MOSCOW, RUSSIA (TEH) – The Biden administration is poised to ratchet up economic countermeasures against Kyrgyzstan, in a move aimed at curtailing the illicit transit of sanctioned goods to Russia, as reported by anonymous officials in a Washington Post exposé.
The forthcoming restrictions, expected to be ratified this week, come in response to a marked uptick in the number of Kyrgyzstani firms engaged primarily in commerce with Russia. This heightened activity, involving the sale of sanctioned items manufactured in China and Europe, includes diverse products ranging from drones and aircraft components to advanced bomb electronics and precision optical devices, as per a high-ranking source.
As one seasoned insider divulged to the newspaper, “Kyrgyzstan, although small compared to other countries, is a clear example of how all factors simultaneously play a role in creating an unacceptably conducive environment for sanctions to be waived.”
The Washington Post report reveals trade documentation that shows a staggering 250% surge in exports from Kyrgyzstan to Russia in 2022. Interestingly, some goods, such as optical sights, had never been part of Kyrgyzstan’s export roster to Russia. The documents underscore that in February and March, Kyrgyz firms acquired considerable amounts of delicate electronics, including semiconductors and voltage amplifiers, from China and South Korea.
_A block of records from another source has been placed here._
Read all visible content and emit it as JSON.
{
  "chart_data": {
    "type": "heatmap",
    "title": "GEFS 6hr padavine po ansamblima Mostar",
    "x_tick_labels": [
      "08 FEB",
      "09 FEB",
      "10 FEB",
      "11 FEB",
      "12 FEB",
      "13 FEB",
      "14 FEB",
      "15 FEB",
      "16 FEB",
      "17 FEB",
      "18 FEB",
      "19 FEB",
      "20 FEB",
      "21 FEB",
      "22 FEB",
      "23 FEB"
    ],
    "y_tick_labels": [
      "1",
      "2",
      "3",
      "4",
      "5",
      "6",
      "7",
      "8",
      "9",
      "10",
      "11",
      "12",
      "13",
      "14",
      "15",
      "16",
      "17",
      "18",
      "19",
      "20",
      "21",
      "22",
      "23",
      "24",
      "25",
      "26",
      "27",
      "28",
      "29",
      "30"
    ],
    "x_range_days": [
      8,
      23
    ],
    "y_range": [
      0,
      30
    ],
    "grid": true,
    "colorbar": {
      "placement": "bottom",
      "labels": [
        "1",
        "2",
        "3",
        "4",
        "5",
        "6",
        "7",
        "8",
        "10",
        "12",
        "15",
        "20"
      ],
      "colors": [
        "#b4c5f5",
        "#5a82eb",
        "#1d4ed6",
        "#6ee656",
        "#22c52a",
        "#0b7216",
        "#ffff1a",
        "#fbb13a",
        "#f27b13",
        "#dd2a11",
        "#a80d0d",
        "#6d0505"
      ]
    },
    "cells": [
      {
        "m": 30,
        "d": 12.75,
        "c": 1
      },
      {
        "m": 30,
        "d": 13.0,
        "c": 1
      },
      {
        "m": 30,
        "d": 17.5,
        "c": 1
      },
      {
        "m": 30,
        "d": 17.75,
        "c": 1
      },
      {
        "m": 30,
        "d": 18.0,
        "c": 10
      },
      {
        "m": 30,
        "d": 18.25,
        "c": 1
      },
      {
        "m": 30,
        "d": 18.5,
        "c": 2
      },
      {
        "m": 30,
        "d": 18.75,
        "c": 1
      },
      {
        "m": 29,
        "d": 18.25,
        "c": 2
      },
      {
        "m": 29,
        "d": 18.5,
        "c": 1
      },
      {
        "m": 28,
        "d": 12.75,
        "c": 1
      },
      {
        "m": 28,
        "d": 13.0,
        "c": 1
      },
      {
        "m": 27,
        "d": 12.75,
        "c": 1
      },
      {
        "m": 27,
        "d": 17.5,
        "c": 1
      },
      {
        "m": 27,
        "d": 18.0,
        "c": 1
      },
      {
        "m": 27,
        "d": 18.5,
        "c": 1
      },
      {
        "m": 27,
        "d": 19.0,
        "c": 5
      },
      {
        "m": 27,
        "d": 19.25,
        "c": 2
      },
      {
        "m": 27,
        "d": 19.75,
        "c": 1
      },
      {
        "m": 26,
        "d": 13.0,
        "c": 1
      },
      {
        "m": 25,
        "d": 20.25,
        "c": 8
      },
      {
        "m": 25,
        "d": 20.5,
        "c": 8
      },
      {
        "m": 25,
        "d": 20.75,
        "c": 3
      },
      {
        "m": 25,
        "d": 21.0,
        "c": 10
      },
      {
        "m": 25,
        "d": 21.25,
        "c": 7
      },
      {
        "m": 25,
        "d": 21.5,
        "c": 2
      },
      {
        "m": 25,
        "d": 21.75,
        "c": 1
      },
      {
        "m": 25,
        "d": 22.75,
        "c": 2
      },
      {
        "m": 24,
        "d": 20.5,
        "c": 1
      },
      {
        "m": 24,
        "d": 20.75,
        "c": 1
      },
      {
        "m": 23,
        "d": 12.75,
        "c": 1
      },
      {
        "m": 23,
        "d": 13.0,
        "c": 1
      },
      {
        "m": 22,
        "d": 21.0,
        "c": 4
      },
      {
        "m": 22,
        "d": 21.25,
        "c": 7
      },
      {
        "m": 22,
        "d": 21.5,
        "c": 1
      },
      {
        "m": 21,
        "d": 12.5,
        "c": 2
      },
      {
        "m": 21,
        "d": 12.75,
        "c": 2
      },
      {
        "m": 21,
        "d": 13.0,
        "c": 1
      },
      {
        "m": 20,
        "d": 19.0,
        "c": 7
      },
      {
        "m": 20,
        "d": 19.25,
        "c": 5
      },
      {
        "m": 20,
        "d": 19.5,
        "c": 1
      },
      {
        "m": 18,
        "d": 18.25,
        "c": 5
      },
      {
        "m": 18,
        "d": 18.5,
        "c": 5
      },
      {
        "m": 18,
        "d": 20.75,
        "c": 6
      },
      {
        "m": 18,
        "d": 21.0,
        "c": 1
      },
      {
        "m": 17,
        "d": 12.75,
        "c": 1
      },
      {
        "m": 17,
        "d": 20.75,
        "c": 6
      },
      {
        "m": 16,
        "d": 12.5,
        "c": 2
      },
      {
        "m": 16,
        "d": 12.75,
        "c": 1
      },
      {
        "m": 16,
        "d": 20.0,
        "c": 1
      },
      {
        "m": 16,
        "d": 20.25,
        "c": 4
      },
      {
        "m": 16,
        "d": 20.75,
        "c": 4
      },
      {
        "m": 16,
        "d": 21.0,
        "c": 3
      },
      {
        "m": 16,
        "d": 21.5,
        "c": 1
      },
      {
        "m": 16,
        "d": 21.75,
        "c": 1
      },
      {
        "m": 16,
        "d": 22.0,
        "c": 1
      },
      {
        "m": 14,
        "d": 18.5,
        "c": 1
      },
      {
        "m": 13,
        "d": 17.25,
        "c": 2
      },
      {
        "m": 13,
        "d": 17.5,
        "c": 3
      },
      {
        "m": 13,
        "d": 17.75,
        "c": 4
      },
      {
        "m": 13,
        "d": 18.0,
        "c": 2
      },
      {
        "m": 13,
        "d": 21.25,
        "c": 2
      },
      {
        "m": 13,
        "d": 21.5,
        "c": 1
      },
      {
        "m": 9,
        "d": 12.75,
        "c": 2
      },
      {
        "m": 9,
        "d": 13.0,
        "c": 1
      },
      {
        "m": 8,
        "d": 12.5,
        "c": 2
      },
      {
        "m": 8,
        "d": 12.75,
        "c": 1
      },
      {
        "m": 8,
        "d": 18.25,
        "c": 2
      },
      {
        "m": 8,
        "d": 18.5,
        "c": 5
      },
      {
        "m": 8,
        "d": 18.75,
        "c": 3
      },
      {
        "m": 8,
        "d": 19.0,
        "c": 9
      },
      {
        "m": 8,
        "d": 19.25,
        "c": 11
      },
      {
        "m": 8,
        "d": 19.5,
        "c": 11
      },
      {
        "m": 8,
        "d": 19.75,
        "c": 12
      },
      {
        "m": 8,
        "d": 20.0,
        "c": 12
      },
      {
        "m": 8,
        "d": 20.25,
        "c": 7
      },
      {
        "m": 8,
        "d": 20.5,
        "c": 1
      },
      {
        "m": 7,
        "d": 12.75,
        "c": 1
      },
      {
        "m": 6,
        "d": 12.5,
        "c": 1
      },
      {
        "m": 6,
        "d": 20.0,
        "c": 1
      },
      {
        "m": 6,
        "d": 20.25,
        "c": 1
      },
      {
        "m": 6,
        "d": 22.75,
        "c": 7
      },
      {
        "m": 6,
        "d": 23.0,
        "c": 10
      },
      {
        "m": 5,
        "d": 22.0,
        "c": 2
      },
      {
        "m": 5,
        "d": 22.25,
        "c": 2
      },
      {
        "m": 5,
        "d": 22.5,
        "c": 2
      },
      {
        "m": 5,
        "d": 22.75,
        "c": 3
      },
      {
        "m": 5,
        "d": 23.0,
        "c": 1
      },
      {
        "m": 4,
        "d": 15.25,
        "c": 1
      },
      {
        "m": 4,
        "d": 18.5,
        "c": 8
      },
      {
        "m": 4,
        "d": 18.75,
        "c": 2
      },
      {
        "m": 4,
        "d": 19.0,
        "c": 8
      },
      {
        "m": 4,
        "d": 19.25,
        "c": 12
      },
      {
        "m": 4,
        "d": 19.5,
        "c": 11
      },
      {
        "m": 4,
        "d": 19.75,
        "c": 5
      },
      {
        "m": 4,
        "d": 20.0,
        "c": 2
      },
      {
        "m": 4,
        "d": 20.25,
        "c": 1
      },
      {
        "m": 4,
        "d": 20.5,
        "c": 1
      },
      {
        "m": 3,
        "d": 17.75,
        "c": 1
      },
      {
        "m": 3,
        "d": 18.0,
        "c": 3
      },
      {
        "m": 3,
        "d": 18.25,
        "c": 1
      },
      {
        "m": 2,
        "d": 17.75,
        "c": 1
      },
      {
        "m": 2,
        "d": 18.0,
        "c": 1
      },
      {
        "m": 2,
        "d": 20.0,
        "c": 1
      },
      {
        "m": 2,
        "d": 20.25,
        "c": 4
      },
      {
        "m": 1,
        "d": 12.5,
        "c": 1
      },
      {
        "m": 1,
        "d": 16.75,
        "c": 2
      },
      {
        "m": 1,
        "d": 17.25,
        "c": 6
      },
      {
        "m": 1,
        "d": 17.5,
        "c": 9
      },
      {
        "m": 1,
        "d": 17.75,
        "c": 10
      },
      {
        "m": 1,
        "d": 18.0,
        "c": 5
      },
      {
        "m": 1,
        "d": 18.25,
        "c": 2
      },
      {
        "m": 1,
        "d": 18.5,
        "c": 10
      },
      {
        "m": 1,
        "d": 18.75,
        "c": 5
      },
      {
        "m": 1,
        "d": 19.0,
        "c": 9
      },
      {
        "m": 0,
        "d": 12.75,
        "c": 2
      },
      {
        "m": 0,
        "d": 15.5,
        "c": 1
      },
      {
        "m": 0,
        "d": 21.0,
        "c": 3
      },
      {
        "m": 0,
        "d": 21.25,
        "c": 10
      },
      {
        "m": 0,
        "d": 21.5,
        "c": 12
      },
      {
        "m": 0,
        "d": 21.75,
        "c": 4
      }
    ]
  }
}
Concurrently, an equivalent volume of similar electronic goods made its way from Kyrgyzstan to Russia, as corroborated by commercial paperwork.
In response to these allegations, the Kyrgyz embassy in Washington stressed its commitment to uphold international regulations and staunchly combat smuggling and other forms of illicit trade. The embassy attributes the trade boom with Russia to the progression of electronic systems, which monitor goods flowing across the country’s frontiers.
Acknowledging instances of sanctions breaches, the embassy underscored that detractors have overlooked the “real economic context”. In an official statement, the embassy noted, “Kyrgyzstan and Russia are members of the Eurasian Economic Union, and Russia in general is one of our main trading partners.”
In May 2023, the U.S. government slapped sanctions on 71 companies hailing from Russia, Armenia, and Kyrgyzstan, all deemed to be bolstering the Russian military-industrial complex. Tro.Ya, a firm supplying electronic, navigation equipment, and telecommunication components from Kyrgyz companies, was included in the list.
Ahead of this development, the Kyrgyz Foreign Minister, Jeenbek Kulubaev, avowed that Bishkek perceives no impediments to cooperation with Russia, reports Russian TASS, indicating that the nation’s interests supersede the threat of secondary sanctions from the West. This forthcoming intensification of U.S. economic measures is therefore destined to test Bishkek’s unwavering stance towards its alliance with Moscow.